Soudain, il entendit des pas descendre d’un immense escalier en colimaçon. Vynoque tourna la tête et aperçut un vieil homme arriver vers lui. Il était grand, portait une longue barbe blanche et des lunettes demi-lune qui laissait passer un regard très bleu et amusé. L’homme écarta les bras et déclara avec chaleur :


« - Mon cher Monsieur Vynoque ! Vous voilà enfin arrivé ! Je n’en pouvais plus d’impatience de vous rencontrer enfin.


Arrivé à la hauteur du Vynoque, l’homme l’encercla de ses bras dans une longue étreinte.


« -Vous sentez bon, déclara le vieil homme en s’éloignant enfin d’un Vynoque tout gêné. Mais je ne me suis pas présenté ! Je suis Albus Dumbledore, directeur de Poudlard. Mais vous pouvez m’appeler Albus. Puis-je vous appelez Radimir ?

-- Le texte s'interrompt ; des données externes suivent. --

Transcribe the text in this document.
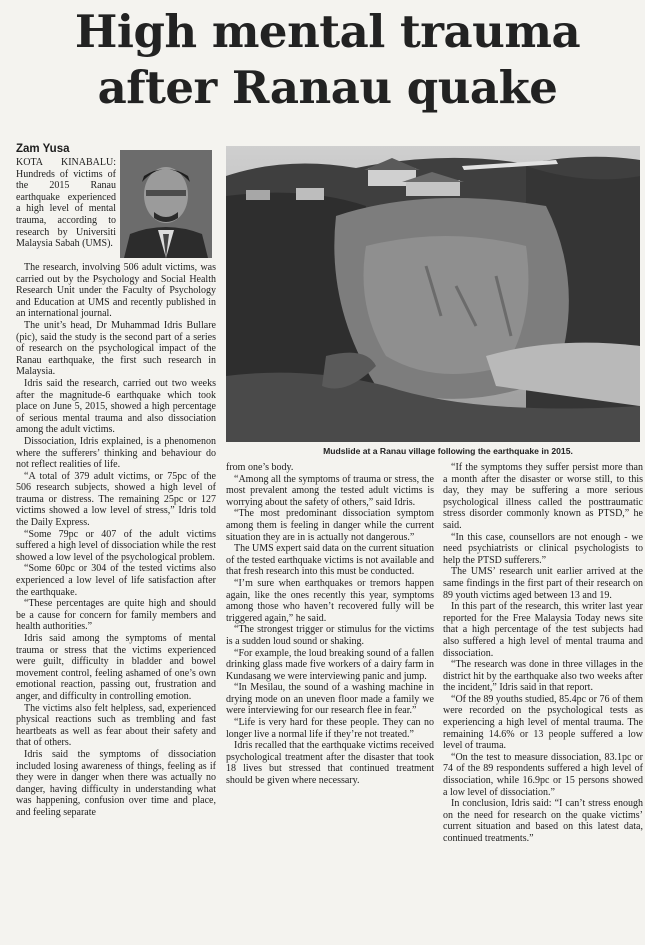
High mental trauma
after Ranau quake
Zam Yusa

KOTA KINABALU: Hundreds of victims of the 2015 Ranau earthquake experienced a high level of mental trauma, according to research by Universiti Malaysia Sabah (UMS).

The research, involving 506 adult victims, was carried out by the Psychology and Social Health Research Unit under the Faculty of Psychology and Education at UMS and recently published in an international journal.

The unit’s head, Dr Muhammad Idris Bullare (pic), said the study is the second part of a series of research on the psychological impact of the Ranau earthquake, the first such research in Malaysia.

Idris said the research, carried out two weeks after the magnitude-6 earthquake which took place on June 5, 2015, showed a high percentage of serious mental trauma and also dissociation among the adult victims.

Dissociation, Idris explained, is a phenomenon where the sufferers’ thinking and behaviour do not reflect realities of life.

“A total of 379 adult victims, or 75pc of the 506 research subjects, showed a high level of trauma or distress. The remaining 25pc or 127 victims showed a low level of stress,” Idris told the Daily Express.

“Some 79pc or 407 of the adult victims suffered a high level of dissociation while the rest showed a low level of the psychological problem.

“Some 60pc or 304 of the tested victims also experienced a low level of life satisfaction after the earthquake.

“These percentages are quite high and should be a cause for concern for family members and health authorities.”

Idris said among the symptoms of mental trauma or stress that the victims experienced were guilt, difficulty in bladder and bowel movement control, feeling ashamed of one’s own emotional reaction, passing out, frustration and anger, and difficulty in controlling emotion.

The victims also felt helpless, sad, experienced physical reactions such as trembling and fast heartbeats as well as fear about their safety and that of others.

Idris said the symptoms of dissociation included losing awareness of things, feeling as if they were in danger when there was actually no danger, having difficulty in understanding what was happening, confusion over time and place, and feeling separate

Mudslide at a Ranau village following the earthquake in 2015.

from one’s body.

“Among all the symptoms of trauma or stress, the most prevalent among the tested adult victims is worrying about the safety of others,” said Idris.

“The most predominant dissociation symptom among them is feeling in danger while the current situation they are in is actually not dangerous.”

The UMS expert said data on the current situation of the tested earthquake victims is not available and that fresh research into this must be conducted.

“I’m sure when earthquakes or tremors happen again, like the ones recently this year, symptoms among those who haven’t recovered fully will be triggered again,” he said.

“The strongest trigger or stimulus for the victims is a sudden loud sound or shaking.

“For example, the loud breaking sound of a fallen drinking glass made five workers of a dairy farm in Kundasang we were interviewing panic and jump.

“In Mesilau, the sound of a washing machine in drying mode on an uneven floor made a family we were interviewing for our research flee in fear.”

“Life is very hard for these people. They can no longer live a normal life if they’re not treated.”

Idris recalled that the earthquake victims received psychological treatment after the disaster that took 18 lives but stressed that continued treatment should be given where necessary.

“If the symptoms they suffer persist more than a month after the disaster or worse still, to this day, they may be suffering a more serious psychological illness called the posttraumatic stress disorder commonly known as PTSD,” he said.

“In this case, counsellors are not enough - we need psychiatrists or clinical psychologists to help the PTSD sufferers.”

The UMS’ research unit earlier arrived at the same findings in the first part of their research on 89 youth victims aged between 13 and 19.

In this part of the research, this writer last year reported for the Free Malaysia Today news site that a high percentage of the test subjects had also suffered a high level of mental trauma and dissociation.

“The research was done in three villages in the district hit by the earthquake also two weeks after the incident,” Idris said in that report.

“Of the 89 youths studied, 85.4pc or 76 of them were recorded on the psychological tests as experiencing a high level of mental trauma. The remaining 14.6% or 13 people suffered a low level of trauma.

“On the test to measure dissociation, 83.1pc or 74 of the 89 respondents suffered a high level of dissociation, while 16.9pc or 15 persons showed a low level of dissociation.”

In conclusion, Idris said: “I can’t stress enough on the need for research on the quake victims’ current situation and based on this latest data, continued treatments.”
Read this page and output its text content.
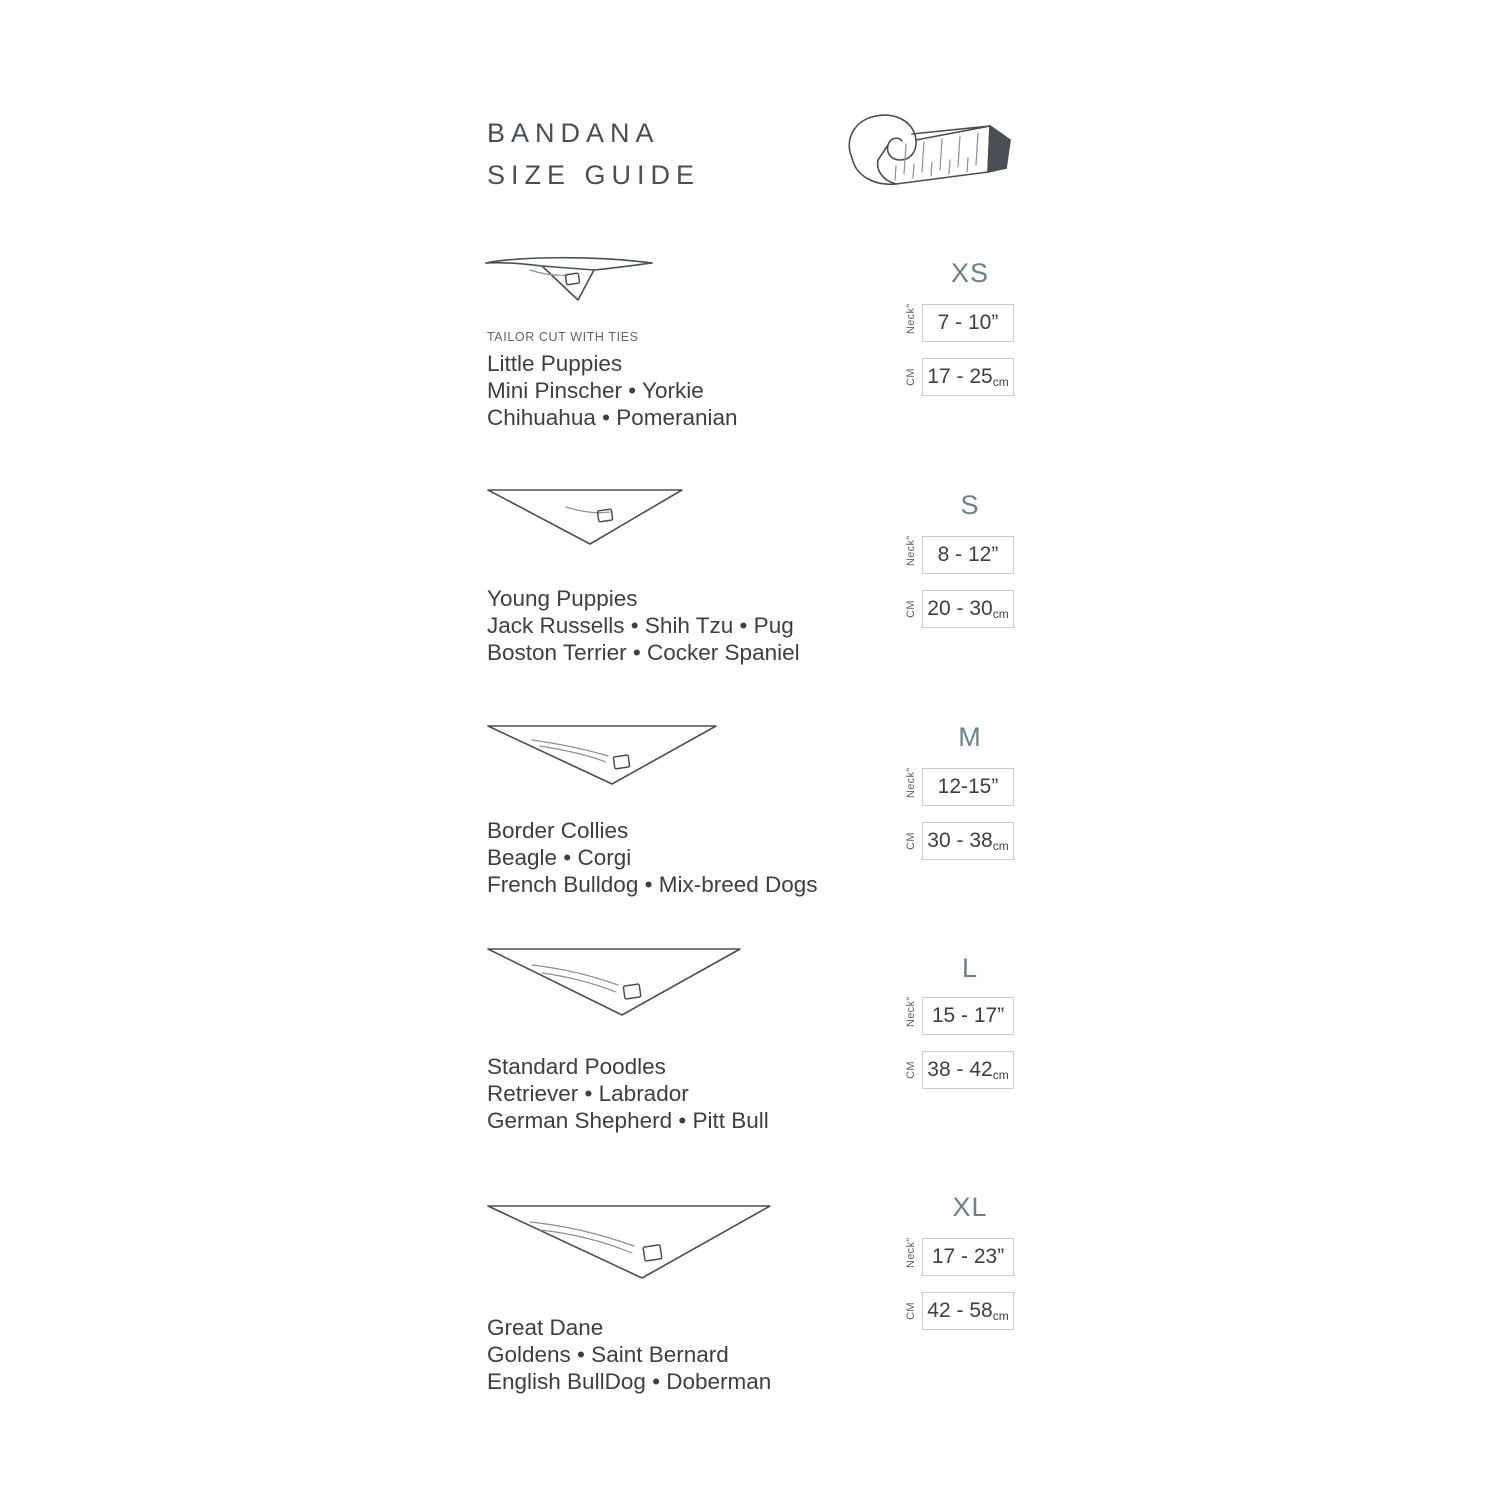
BANDANA
SIZE GUIDE
TAILOR CUT WITH TIES
Little Puppies
Mini Pinscher • Yorkie
Chihuahua • Pomeranian
XS
Neck" 7 - 10”
CM 17 - 25cm
Young Puppies
Jack Russells • Shih Tzu • Pug
Boston Terrier • Cocker Spaniel
S
Neck" 8 - 12”
CM 20 - 30cm
Border Collies
Beagle • Corgi
French Bulldog • Mix-breed Dogs
M
Neck" 12-15”
CM 30 - 38cm
Standard Poodles
Retriever • Labrador
German Shepherd • Pitt Bull
L
Neck" 15 - 17”
CM 38 - 42cm
Great Dane
Goldens • Saint Bernard
English BullDog • Doberman
XL
Neck" 17 - 23”
CM 42 - 58cm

Vynoque acquiesça lentement de la tête, alors que Dumbledore passait son bras autour de sa taille. « Les sorciers ont des mœurs bien chaleureuses dites moi » pensa notre bonhomme au ventre rond. Décontenancé par les manières si familières du directeur, il se laissa conduire par celui-ci sans un mot dans les dédales du château.


-Vous devez avoir envie de prendre un bon repas et d’aller ensuite vous reposer mon très cher ami, poursuivit Dumbledore aux anges. Néanmoins, il me faut vous annoncer qu’il y a eu une terrible méprise dans l’attribution des appartements du personnel cette année, et vous ne pourrez accéder à votre logis ce soir. Oh ! ne vous inquiétez pas ! Je vous ai déjà fait une place dans ma chambre ! Vous verrez je prendrais bien soin de vous… Mais regardez, nous voilà déjà arrivés à la salle du banquet ! La répartition des élèves va commencer, hâtons nous ! ».


Dumbledore entraîna alors Vynoque sur une estrade où était installée une longue table sur laquelle étaient déjà attablés tous les professeurs qui l’avaient rejeté du wagon plus tôt dans la journée. Reprenant alors ses esprits, Radimir afficha son air le plus satisfait devant les mines déconfites de ses futures collègues. L’homme du quai était là lui aussi, et ne lâchait pas Vynoque du regard. Il s’installa alors à sa place, rayonnant, à la droite du directeur. Dumbledore était lui resté debout, et demandait le silence dans la salle. Il commença alors son discours d’accueil des élèves. Radimir écoutait à peine, soulagé et heureux d’être enfin arrivé à destination. Il jeta alors un œil tout autour de cette magnifique salle à manger et aussi, plus discrètement vers ses nouveaux collègues assis le long de la table. C’est alors que l’impensable se produisit. Son œil fut attiré par un sombre personnage, calme, vêtu de noir, aux cheveux longs, installé tout au bout de la table. Alors que Vynoque le regardait, fasciné par l'étrange charme qui se dégageait de ce mystérieux personnage, ce dernier se tourna dans sa direction. Leurs regards se croisèrent. Et Radimir comprit que sa vie venait de changer à tout jamais.